CAN-SPAM In Effect
Don't think for a minute that the FTC isn't keen on the CAN-SPAM act. An Internet marketer will pay a $900,000 fine, the largest ever on spam-related charges, in a consent decree announced today by the U.S. Federal Trade Commission. Jumpstart Technologies, based in San Francisco, is permanently prohibited from unlawful practices related to the U.S. CAN-SPAM Act as part of the decree, entered in U.S. District Court for the Northern District of California.
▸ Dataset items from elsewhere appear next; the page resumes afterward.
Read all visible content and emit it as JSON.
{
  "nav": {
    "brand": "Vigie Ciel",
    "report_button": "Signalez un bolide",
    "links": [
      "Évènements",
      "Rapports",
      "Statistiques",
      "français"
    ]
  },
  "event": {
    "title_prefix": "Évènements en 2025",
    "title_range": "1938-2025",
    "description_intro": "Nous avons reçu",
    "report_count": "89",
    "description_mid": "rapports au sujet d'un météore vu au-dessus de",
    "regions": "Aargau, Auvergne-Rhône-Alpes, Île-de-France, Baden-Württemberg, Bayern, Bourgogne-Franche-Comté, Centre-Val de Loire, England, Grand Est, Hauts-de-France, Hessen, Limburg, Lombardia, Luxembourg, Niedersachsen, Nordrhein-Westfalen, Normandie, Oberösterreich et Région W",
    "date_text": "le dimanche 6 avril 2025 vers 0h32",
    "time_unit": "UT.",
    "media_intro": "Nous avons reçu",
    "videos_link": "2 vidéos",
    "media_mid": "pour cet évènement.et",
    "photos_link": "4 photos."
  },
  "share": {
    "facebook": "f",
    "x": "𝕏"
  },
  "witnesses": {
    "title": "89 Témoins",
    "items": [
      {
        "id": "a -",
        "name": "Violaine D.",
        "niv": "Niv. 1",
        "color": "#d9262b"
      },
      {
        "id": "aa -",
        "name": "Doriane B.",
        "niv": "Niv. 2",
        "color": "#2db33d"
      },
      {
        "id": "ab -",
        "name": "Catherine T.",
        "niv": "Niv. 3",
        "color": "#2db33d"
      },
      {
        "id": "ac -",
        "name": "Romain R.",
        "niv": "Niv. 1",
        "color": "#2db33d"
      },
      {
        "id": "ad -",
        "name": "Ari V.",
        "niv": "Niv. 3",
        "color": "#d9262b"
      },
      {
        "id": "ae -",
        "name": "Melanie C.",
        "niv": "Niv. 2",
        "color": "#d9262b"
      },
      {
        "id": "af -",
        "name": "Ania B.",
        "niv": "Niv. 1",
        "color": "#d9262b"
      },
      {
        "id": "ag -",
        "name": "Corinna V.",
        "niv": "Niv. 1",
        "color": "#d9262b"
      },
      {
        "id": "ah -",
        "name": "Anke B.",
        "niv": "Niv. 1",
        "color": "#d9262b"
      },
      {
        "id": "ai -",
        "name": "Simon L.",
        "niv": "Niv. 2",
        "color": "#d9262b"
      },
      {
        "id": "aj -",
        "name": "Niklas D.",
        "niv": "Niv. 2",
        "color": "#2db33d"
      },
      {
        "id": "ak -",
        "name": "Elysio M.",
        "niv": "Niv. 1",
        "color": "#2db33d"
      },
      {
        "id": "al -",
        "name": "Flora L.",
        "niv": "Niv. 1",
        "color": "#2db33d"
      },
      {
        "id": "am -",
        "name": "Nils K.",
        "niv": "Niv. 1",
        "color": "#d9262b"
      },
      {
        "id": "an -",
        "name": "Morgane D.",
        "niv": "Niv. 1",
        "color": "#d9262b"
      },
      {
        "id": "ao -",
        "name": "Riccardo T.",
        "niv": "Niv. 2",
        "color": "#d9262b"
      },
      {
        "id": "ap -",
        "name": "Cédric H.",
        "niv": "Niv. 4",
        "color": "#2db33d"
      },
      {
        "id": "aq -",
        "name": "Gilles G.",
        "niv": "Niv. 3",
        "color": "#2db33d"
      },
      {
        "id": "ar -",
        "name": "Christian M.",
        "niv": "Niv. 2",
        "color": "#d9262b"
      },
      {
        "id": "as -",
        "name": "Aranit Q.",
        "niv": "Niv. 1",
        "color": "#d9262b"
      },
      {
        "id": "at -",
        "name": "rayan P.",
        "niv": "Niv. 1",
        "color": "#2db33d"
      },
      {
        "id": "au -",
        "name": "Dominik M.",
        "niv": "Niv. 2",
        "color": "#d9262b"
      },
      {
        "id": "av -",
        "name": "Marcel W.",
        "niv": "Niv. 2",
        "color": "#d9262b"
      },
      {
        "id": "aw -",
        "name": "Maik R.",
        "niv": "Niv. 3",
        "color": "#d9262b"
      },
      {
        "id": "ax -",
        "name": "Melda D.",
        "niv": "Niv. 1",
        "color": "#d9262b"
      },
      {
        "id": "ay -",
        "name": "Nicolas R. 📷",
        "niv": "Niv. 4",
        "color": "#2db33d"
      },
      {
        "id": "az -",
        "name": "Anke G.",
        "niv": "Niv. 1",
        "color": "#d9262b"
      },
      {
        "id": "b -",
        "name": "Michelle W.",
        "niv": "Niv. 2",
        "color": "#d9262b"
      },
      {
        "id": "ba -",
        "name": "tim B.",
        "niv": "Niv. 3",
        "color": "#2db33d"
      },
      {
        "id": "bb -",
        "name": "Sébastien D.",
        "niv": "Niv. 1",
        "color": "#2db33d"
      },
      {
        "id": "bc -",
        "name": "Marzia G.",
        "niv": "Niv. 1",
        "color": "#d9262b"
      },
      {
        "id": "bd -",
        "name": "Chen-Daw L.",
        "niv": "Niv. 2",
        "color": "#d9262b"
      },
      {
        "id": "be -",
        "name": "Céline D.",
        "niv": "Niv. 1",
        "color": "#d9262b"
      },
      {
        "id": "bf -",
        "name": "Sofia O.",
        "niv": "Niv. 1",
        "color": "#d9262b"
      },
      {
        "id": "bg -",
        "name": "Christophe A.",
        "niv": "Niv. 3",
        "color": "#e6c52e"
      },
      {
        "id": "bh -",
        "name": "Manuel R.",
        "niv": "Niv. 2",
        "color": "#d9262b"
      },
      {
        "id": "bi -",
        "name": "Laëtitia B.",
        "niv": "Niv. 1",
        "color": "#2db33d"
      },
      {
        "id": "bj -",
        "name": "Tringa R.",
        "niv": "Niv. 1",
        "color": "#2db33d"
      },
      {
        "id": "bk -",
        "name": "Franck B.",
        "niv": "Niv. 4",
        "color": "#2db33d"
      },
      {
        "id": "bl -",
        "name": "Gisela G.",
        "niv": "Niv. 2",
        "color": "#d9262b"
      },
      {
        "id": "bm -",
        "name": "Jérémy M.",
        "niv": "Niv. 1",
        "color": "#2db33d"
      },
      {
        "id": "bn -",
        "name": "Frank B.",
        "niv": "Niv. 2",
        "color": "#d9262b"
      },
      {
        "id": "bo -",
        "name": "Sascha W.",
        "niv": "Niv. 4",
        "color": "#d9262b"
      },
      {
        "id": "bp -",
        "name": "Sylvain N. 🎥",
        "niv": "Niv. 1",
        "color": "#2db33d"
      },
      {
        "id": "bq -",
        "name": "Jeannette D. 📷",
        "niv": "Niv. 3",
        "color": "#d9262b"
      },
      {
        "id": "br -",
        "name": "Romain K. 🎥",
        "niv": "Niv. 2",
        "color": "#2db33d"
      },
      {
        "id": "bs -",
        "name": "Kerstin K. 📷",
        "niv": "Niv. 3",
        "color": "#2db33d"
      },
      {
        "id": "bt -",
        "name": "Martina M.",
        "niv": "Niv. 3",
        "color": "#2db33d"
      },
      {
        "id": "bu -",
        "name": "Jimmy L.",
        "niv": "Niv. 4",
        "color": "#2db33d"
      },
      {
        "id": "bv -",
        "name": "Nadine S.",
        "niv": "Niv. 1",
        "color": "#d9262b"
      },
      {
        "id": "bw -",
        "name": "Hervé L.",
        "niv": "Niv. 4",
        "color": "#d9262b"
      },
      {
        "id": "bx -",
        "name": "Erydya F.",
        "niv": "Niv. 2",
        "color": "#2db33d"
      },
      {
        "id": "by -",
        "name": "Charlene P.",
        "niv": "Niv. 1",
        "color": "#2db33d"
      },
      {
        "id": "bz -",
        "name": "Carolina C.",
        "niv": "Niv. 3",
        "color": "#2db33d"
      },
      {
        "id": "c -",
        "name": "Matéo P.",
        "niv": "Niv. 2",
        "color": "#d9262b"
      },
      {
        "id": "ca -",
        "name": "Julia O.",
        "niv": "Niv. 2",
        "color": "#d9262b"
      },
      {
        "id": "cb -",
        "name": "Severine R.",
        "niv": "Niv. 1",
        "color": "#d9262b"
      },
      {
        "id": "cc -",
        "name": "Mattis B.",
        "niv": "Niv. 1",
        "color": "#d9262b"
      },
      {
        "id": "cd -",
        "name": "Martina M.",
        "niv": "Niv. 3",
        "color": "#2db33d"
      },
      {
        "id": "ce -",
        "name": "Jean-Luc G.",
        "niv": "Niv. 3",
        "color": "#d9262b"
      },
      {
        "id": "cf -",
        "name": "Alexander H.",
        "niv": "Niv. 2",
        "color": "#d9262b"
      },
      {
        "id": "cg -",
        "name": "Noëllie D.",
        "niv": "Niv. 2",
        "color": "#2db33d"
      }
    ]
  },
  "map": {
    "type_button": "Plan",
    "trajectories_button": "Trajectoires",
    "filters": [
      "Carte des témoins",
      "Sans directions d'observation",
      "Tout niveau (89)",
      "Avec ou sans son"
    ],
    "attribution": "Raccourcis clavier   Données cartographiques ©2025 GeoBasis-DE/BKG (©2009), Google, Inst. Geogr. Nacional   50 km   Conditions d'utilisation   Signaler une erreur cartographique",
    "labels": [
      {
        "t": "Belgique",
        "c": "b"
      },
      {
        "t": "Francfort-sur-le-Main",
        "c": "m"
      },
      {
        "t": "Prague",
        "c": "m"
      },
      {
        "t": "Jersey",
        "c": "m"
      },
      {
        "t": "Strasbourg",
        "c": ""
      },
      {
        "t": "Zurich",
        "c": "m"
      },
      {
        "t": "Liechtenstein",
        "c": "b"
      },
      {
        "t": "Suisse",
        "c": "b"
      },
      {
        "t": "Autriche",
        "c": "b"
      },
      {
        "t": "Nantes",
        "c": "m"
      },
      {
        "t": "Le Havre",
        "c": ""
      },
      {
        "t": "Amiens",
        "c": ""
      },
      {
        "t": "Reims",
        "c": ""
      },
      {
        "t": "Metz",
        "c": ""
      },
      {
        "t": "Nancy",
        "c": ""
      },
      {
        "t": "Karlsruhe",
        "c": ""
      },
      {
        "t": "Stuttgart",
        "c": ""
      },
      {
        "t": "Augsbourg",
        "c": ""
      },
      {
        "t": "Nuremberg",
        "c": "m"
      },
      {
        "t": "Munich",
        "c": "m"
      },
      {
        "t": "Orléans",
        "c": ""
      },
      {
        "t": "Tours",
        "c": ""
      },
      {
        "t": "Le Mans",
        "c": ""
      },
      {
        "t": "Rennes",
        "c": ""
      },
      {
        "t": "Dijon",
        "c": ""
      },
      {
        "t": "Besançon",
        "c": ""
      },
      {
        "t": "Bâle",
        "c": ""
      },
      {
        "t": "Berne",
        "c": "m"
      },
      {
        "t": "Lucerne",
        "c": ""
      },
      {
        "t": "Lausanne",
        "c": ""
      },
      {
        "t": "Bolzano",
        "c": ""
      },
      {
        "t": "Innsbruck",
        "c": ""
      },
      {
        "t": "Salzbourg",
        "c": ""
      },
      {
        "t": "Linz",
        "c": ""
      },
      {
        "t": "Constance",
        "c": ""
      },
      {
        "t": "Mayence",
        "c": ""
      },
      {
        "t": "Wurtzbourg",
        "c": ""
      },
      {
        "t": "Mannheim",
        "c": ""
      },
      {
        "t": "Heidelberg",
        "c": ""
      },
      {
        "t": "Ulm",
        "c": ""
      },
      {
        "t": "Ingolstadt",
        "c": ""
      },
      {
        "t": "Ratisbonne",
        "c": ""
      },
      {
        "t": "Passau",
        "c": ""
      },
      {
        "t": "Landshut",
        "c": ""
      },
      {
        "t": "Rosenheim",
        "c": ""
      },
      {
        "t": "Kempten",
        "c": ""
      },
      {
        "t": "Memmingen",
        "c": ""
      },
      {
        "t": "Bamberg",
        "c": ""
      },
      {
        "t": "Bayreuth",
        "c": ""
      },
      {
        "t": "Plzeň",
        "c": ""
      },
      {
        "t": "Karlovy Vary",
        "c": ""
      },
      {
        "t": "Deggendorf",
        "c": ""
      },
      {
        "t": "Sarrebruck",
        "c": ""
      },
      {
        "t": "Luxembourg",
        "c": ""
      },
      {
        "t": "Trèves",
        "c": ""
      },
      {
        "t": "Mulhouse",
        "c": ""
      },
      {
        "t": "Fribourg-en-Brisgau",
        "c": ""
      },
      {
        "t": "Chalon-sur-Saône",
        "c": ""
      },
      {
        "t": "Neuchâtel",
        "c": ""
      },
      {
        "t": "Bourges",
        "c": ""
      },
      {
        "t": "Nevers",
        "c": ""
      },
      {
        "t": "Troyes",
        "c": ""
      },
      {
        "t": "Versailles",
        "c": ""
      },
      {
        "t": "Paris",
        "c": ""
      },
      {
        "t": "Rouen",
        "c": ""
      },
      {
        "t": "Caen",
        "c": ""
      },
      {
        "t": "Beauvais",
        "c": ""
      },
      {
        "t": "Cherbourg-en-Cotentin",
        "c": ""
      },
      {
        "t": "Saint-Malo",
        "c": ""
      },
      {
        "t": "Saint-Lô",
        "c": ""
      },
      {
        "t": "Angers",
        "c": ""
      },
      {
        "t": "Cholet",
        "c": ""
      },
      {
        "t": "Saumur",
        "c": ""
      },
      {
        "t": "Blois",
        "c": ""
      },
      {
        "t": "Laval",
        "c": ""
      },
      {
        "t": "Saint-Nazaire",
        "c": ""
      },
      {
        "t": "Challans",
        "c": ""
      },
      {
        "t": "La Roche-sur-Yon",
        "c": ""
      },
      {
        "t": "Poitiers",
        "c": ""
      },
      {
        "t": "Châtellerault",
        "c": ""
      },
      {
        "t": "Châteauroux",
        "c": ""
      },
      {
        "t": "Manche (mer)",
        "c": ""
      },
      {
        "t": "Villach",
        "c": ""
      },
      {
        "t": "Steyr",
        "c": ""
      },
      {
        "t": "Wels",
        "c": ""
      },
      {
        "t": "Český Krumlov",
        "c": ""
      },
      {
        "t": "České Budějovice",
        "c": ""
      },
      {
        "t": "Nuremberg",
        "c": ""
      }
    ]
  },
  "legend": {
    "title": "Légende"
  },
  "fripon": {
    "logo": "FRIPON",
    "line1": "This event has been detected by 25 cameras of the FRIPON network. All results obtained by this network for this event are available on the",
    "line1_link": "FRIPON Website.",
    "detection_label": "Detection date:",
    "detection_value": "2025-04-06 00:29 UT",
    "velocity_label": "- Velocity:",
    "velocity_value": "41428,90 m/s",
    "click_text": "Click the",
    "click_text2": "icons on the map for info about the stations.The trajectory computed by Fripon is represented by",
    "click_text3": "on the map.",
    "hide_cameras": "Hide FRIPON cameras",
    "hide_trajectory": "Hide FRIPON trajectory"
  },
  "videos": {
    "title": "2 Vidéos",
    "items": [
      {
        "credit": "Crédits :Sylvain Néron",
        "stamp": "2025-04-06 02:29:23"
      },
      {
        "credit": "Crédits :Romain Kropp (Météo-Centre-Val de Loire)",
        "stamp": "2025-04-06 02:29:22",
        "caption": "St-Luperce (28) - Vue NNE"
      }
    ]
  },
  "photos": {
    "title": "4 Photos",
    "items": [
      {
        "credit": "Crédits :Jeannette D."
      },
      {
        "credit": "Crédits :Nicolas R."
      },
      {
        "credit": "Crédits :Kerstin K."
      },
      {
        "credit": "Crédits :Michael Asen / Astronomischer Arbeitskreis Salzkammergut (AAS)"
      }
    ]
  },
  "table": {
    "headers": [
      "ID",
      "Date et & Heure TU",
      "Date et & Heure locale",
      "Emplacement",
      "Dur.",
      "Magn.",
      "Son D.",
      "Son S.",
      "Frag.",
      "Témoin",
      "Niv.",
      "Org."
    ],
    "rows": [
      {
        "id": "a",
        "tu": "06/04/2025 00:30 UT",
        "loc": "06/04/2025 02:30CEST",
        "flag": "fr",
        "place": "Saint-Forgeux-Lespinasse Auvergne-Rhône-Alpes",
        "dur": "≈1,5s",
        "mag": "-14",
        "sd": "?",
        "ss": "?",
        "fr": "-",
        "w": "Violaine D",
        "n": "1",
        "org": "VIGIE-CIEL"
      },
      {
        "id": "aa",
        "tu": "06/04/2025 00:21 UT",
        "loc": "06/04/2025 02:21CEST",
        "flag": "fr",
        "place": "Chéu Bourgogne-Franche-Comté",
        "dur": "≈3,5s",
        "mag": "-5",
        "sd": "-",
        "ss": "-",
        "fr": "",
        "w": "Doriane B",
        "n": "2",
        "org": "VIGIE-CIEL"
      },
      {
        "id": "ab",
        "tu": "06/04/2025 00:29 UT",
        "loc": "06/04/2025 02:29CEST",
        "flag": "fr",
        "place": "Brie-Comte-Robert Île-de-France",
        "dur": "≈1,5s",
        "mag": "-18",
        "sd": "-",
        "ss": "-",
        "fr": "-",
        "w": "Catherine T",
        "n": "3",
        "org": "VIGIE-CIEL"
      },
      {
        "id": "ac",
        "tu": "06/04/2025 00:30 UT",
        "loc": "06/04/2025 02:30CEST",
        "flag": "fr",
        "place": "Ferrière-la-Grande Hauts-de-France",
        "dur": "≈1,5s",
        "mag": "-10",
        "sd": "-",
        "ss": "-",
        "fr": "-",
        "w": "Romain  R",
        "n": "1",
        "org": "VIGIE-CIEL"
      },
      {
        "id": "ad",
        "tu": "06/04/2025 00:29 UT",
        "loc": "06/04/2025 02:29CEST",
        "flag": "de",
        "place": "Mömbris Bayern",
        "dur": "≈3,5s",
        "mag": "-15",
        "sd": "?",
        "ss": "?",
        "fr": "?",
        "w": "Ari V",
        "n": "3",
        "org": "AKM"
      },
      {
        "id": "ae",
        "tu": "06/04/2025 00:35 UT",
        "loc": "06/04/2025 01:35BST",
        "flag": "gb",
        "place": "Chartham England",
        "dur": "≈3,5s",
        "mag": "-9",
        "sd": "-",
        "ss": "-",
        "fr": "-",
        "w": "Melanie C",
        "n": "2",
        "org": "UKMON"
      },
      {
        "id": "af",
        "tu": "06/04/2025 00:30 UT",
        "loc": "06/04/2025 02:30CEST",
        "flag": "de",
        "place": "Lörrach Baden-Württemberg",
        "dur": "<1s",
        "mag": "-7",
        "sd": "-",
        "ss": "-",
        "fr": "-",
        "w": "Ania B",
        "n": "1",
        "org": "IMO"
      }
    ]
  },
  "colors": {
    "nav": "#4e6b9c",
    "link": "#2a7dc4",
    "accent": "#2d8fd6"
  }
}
Jumpstart violated provisions of the CAN-SPAM (Controlling the Assault of Non-Solicited Pornography and Marketing) Act by sending commercial e-mail messages with false or misleading subject and From lines, and by continuing to sending e-mail messages more than 10 business days after receiving an opt-out request from consumers, the FTC said. The company also did not clearly identify messages as advertising or solicitations, and did not clearly inform recipients that they could opt out of receiving more e-mail messages. Jumpstart also made it look as if the original consumer had written the message text. In this way, Jumpstart's commercial e-mail messages circumvented some spam filters and were opened by consumers who thought they contained personal correspondence, the FTC said.Update: According to a new report from Websurveyor Corp. email marketers still show a "shockingly low level" of understanding about the requirements and penalities of the CAN-SPAM law. Of the 1,082 organizations responding, 81% said they are unaware of the CAN-Spam Act and its requirements and only 19% could correctly identify the act as the legislation governing the broadcast of commercial e-mail.